Махоня облизнул сухие губы.
– И что же… – начал, не зная, о чем хотел спросить.
Но Дитрих только улыбнулся:
– Полагаю, мне нынче понадобится свидетель. А бывший жак в таком деле куда лучше темного бедняка.
Он вынул нож, коротким экономным движением рассек ладонь (кап-кап-кап, упали тяжелые темные капли), потом ухватил за руку и вздохнуть не успевшего Утера, ткнул острием в ладонь, чуть ниже внутренней части запястья. Крепко сжал – рана к ране – руку студиозуса-недоучки.
– Что… – вякнул тот, но от раскопанной ямы дохнуло холодом так, что заныли зубы, и Утер смолк, чувствуя, как колотится сердце.
А из-за ствола клена шагнула невысокая светловолосая женщина в красном платье и черно-белых юбках. Моргала и щурилась, словно шагнув на яркий свет из темной комнаты. Лицо же ее было бледным, словно обескровленным. Утер старался глядеть ей на руки, на платье, на юбки – только бы не встретиться глазами.
Женщина вздохнула, сделала шаг-другой вперед. Взгляд ее остановился на Дитрихе.
– Ты, – прошелестела, словно ветерок в ветвях клена. – Я вижу тебя.
– Я тоже вижу тебя, Магда Флосс.
Женщина опять замерла.
– Да, – сказала, подумав. – Да, так меня звали. Когда-то. Магда Флосс. У меня был муж… Курт…
Ветер дохнул в листья – или всхлипнул призрак погибшей злой смертью женщины?
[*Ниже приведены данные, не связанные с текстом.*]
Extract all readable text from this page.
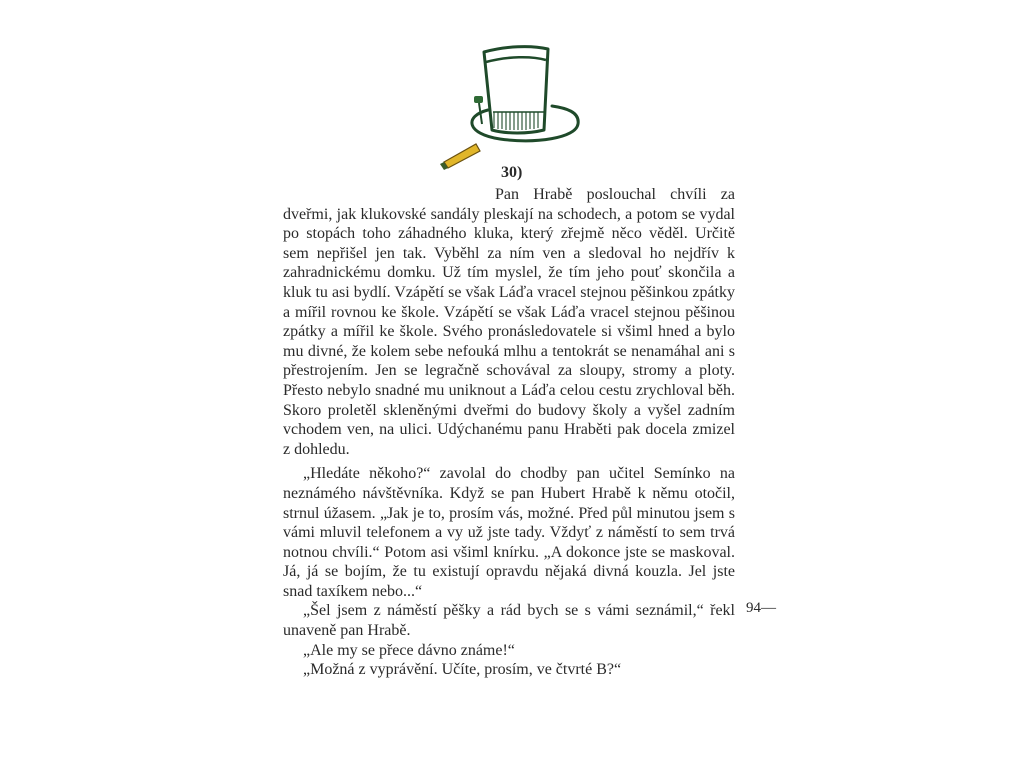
30)

Pan Hrabě poslouchal chvíli za dveřmi, jak klukovské sandály pleskají na schodech, a potom se vydal po stopách toho záhadného kluka, který zřejmě něco věděl. Určitě sem nepřišel jen tak. Vyběhl za ním ven a sledoval ho nejdřív k zahradnickému domku. Už tím myslel, že tím jeho pouť skončila a kluk tu asi bydlí. Vzápětí se však Láďa vracel stejnou pěšinkou zpátky a mířil rovnou ke škole. Vzápětí se však Láďa vracel stejnou pěšinou zpátky a mířil ke škole. Svého pronásledovatele si všiml hned a bylo mu divné, že kolem sebe nefouká mlhu a tentokrát se nenamáhal ani s přestrojením. Jen se legračně schovával za sloupy, stromy a ploty. Přesto nebylo snadné mu uniknout a Láďa celou cestu zrychloval běh. Skoro proletěl skleněnými dveřmi do budovy školy a vyšel zadním vchodem ven, na ulici. Udýchanému panu Hraběti pak docela zmizel z dohledu.

„Hledáte někoho?“ zavolal do chodby pan učitel Semínko na neznámého návštěvníka. Když se pan Hubert Hrabě k němu otočil, strnul úžasem. „Jak je to, prosím vás, možné. Před půl minutou jsem s vámi mluvil telefonem a vy už jste tady. Vždyť z náměstí to sem trvá notnou chvíli.“ Potom asi všiml knírku. „A dokonce jste se maskoval. Já, já se bojím, že tu existují opravdu nějaká divná kouzla. Jel jste snad taxíkem nebo...“

„Šel jsem z náměstí pěšky a rád bych se s vámi seznámil,“ řekl unaveně pan Hrabě.

„Ale my se přece dávno známe!“

„Možná z vyprávění. Učíte, prosím, ve čtvrté B?“

94—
– Они… Они убили его. Убили… Повалили моего мальчика, Тиля… Держали за руки… Заставили смотреть… А потом взяли меня… взяли, и…
Она замолчала, трепеща, словно сгусток утреннего тумана. Холод сделался почти невыносим, и только в запястье, там, где обхватывала его ладонь Найденыша, толкалось горячим, обжигающим: раз за разом, созвучно сердцебиению.
– Они повалили меня… Длинный достал нож… нож… «Запор мы уже сломали, – сказал, – а теперь поглядим, что в сундучке». Я помню… помню… доченька… сунули ее в руки Тилю, а Курт… Курт уже висел… и другой из них, со сросшимися бровями, я помню…
Она упала на колени, обхватывая плечи руками.
– Верни мне его, – сказала, глядя на Дитриха снизу вверх. – Верни. Моего сына.
– Говорят, – Утер чувствовал, как Найденыш тяжело и быстро дышит, сглатывает перехваченным горлом, – говорят, что он умер. Тиль. И говорят, что он был хорошим мальчиком.
Блаженным, добавил немо Махоня. Был блаженным мальчиком. Дурачком. Дурачком с золотыми руками.
– Нет, – покачала головой женщина. – Нет, не он. Умер мой старшенький, Тиль. Приходил ко мне, пел песенки. Я знаю, он в чертогах Господа. Но я говорю не о нем.
– А о ком? – спросил Найденыш, и в голосе его звучало неподдельное внимание.
– О младшеньком. О том, что был со мной, а потом – ушел. Ушел прочь. Он где-то неподалеку, я знаю. Верни мне его. Верни!
Дитрих разжал ладонь, выпуская из хватки запястье Утера, и видение развеялось, словно туман над водой.
– Младшенький? – хрипло спросил Махоня.
А Дитрих, наскоро перетянув ладонь куском отодранной от подола рубахи материи, бросился к могиле: выкидывал горстями землю, расчищая костяк покойницы. Потом сел на краю ямы, бессильно свесив ладони меж коленей.
Утер заглянул ему через плечо: под ребрами мертвой Магды Флосс угадывались – истлевшие, но явственные – крохотные косточки. Похоже, что покойница унесла с собой в могилу второго – нерожденного – ребенка.
– Где его похоронили?
Кирхсратен пожал плечами.
– За оградой, в яме для бродяг.
Глаза Найденыша стали бешеными.
– И отчего же?
Кирхсратен снова пожал плечами.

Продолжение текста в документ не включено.